Below are some example layouts for your more formal, traditional invitations. This layout is perfect for couples who are getting married and hosting their reception at two different locations.

Mr and Mrs Smith - This name will be the hosts of your wedding e.g. whoever is paying for the big day!  

Request the pleasure of *name/your company* - If you’re inviting a smaller number of guests, then it can be a lovely idea to invite each guest by name. If this won’t be doable,”your company” is an acceptable term to use. 

To witness the marriage of their daughter Katie - If guests are only invited to the reception venue, then “celebrate the marriage of” will be a suitable alternative 


Mr James Adams  

at (location, date, time) 

and afterwards at (reception location) - 

Please RSVP by *date* (usually 3-4 weeks before the wedding) to *parent’s address*

Civil ceremony 

If you have chosen to have a civil ceremony, then the wording for your invitations has the room to be much more relaxed.

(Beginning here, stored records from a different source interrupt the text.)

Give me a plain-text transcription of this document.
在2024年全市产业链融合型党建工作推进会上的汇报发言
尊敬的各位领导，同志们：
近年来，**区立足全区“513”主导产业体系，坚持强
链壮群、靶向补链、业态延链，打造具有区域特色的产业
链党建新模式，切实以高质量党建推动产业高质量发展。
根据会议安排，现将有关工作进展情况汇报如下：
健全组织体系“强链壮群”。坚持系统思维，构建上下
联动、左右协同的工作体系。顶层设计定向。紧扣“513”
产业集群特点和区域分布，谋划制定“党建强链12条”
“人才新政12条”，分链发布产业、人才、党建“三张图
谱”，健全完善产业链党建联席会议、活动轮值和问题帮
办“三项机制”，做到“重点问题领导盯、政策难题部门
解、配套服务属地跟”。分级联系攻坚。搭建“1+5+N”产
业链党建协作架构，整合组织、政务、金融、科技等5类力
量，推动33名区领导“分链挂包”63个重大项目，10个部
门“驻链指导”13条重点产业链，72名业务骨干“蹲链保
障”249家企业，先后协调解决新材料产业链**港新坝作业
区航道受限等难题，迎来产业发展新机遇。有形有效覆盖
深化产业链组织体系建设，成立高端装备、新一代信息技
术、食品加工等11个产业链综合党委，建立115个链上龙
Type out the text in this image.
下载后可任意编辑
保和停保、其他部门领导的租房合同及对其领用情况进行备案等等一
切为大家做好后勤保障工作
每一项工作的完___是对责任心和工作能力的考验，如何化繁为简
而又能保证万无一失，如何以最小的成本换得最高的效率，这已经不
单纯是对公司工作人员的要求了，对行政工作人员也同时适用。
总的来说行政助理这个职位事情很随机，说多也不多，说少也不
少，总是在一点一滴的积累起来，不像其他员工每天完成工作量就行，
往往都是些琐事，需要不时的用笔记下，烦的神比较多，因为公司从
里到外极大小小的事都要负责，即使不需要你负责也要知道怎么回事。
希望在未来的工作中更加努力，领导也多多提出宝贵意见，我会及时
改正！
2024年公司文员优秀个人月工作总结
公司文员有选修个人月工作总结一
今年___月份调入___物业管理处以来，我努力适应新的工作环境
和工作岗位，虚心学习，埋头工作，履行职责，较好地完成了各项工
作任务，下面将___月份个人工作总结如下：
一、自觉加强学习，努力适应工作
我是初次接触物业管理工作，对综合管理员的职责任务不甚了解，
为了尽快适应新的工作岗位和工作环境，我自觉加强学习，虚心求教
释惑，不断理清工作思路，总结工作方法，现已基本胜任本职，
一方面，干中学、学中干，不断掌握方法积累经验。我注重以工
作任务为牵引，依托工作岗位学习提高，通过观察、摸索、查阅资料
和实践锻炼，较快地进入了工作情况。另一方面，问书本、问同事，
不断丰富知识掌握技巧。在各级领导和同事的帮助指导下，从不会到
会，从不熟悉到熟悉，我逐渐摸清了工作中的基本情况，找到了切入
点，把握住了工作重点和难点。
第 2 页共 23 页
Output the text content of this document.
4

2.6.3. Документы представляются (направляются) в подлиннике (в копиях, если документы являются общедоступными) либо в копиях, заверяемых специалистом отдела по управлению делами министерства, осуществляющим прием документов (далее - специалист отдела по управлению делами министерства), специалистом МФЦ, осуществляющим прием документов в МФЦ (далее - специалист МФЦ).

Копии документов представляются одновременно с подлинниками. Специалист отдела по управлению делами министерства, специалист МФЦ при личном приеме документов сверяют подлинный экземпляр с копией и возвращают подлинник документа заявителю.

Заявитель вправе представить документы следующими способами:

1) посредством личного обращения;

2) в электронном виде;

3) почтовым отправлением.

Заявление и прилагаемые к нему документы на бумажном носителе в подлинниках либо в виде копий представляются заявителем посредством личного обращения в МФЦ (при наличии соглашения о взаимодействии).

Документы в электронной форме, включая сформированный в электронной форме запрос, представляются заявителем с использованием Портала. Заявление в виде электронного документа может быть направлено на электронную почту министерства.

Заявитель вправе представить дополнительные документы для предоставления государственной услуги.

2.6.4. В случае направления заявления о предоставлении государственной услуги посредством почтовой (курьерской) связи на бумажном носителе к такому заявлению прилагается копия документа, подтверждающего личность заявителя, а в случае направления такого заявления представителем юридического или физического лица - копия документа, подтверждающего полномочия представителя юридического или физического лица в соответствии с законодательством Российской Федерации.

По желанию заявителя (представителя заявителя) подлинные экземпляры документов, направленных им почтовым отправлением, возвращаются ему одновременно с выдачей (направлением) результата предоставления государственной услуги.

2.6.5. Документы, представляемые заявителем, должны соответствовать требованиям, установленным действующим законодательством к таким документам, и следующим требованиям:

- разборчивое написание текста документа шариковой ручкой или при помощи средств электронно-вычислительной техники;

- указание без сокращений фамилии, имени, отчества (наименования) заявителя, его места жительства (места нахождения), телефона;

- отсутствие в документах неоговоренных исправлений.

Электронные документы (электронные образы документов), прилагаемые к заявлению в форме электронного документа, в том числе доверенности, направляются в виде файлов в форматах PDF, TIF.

It definitely feels less bride-orientated and you’ll only need to mention the one location. By easing the restrictions of traditional layouts, you can have either or both parents inviting the guests e.g. 

Mr and Mrs Smith and Mr & Mrs Adams 

request the pleasure of your company

 at the marriage of their children Katie and James

Alternatively, if you and your partner are paying for the wedding yourselves, then only the two of you need to be mentioned in the invitation;

Katie and James 

together with their parents,

invite you to celebrate their marriage

at (Location, date and time)

In this case, you would of course RSVP to your own home address and not your parents. 

This is of course your special day and therefore, if none of the traditional or even more casual wedding invitation wording seems like it fits with you as a couple, some other wording that I really like for invitations are:

  • Invite you to their wedding celebration
  • Hope you can join them in celebrating their marriage
  • Invite you to join them for a day to celebrate their marriage 
  • Together with their families invite you to their wedding day

To conclude, by following these tips, you're well on your way to nailing that perfect wedding invitation! Just remember to have fun with it–after all, this invitation is a reflection of you and your spouse-to-be's personalities, so let that shine through!